Absolutely! I believe people like Lady Gaga have helped by using electronic rhythm and melodies, therefore making it digestible to the popular market. With these factors aligned, it was only a matter of time, especially when you consider the wider effects the internet has had upon music. Whichever way you look at it, there is no denying it is electronic music’s time to grow culturally, especially so in America. That may sometimes involve the repetition of the same two records by a small and select cluster of DJs, but I still see the crowd and the fans dictating what they like and want to hear no matter where you go in the world. Eventually they will get sick of this and dig deeper into rich heritage and more underground avenues of the genre in a bid to find differentiation, which is the natural journey for a generation who have first experienced it in the public domain.
With a career spanning decades and a list of achievements stretching for miles, you have made the concept of being a long-serving dance icon look relatively easy. What have been the greatest challenges for you as an artist outside of the more obvious developments in culture and technology?
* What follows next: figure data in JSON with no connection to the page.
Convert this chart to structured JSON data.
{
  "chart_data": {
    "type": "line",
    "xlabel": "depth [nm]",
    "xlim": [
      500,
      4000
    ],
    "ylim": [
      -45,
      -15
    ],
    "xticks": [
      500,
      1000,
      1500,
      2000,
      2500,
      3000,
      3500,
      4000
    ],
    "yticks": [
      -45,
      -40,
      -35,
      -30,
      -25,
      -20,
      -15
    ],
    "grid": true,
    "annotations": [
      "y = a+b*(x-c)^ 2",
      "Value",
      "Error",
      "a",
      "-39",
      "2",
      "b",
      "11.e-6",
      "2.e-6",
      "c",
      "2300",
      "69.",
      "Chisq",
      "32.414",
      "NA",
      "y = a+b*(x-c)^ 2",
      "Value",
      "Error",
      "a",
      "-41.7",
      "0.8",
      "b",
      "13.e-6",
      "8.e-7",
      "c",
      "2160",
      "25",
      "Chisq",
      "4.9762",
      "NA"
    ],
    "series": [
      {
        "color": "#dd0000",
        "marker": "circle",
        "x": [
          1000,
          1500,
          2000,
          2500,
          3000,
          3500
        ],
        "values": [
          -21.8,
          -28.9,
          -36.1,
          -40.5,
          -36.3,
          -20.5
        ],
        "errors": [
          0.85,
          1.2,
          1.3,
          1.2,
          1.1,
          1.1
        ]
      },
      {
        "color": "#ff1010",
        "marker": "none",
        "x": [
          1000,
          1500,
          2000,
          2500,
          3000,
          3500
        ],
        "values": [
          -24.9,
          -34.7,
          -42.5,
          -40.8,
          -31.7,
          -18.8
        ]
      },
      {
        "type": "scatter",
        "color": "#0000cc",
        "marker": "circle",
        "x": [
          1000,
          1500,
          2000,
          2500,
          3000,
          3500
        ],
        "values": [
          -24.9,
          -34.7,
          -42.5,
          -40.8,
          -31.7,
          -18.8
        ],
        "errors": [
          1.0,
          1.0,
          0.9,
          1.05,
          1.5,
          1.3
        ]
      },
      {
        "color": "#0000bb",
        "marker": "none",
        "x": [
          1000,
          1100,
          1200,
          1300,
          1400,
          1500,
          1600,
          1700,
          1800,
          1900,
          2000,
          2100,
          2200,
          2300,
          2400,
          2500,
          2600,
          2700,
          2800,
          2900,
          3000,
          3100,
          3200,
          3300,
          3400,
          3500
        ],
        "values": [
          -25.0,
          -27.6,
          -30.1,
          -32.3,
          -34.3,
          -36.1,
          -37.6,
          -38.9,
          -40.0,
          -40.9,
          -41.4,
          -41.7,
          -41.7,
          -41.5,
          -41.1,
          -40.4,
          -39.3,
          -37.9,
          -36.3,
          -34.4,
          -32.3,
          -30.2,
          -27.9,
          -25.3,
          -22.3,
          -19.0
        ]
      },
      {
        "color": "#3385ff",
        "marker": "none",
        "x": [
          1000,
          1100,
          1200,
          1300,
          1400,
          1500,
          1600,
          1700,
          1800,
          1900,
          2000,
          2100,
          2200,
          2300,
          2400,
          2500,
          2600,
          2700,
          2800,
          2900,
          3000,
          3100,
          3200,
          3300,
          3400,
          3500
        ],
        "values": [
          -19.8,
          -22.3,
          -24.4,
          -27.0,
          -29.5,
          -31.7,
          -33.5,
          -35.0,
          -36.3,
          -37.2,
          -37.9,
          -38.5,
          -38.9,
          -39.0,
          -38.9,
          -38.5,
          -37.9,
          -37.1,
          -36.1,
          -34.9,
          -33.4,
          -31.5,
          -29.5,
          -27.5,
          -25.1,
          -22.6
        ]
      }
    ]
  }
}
If I am honest, the moments where I have truly left my comfort zone have been the most challenging. Scoring the soundtrack to Swordfish was a huge task. When you are faced with a $90 million movie and are working alongside the likes of Halle Berry, John Travolta, and Robert Downey Jr., you realize what a big ask the whole process of making a film really is—let alone scoring it. Entering the studio with Madonna and opening for U2 were also key moments of progress for me because these were the furthest I had ever strayed from my comfort zone. It is relatively surreal to transition from the club crowds to an arena full of that unique community of fans that those artists share, but even back then it was interesting to see such a positive reaction that we now consider as common practice within the industry.
After dedicating so much energy to Four Seasons, what are your plans for 2013? Can we expect to finally hear your Pop Killers album in its entirety?
Having put myself back out there with Four Seasons and the touring schedule, next year will certainly center around my new artist album, Pop Killer, and touring the world in support of that. It features some wonderful collaboration tracks from the likes of Azealia Banks, Cee-Lo Green, and some incredible up-and-coming artists, so I am really excited to finally unveil this record. There are a lot of people doing the pop/club crossover nowadays, but for me it is about maintaining a consistent quality within the idea of these double-edged electronic tracks. We will have to wait and see what the public verdict is on that, though.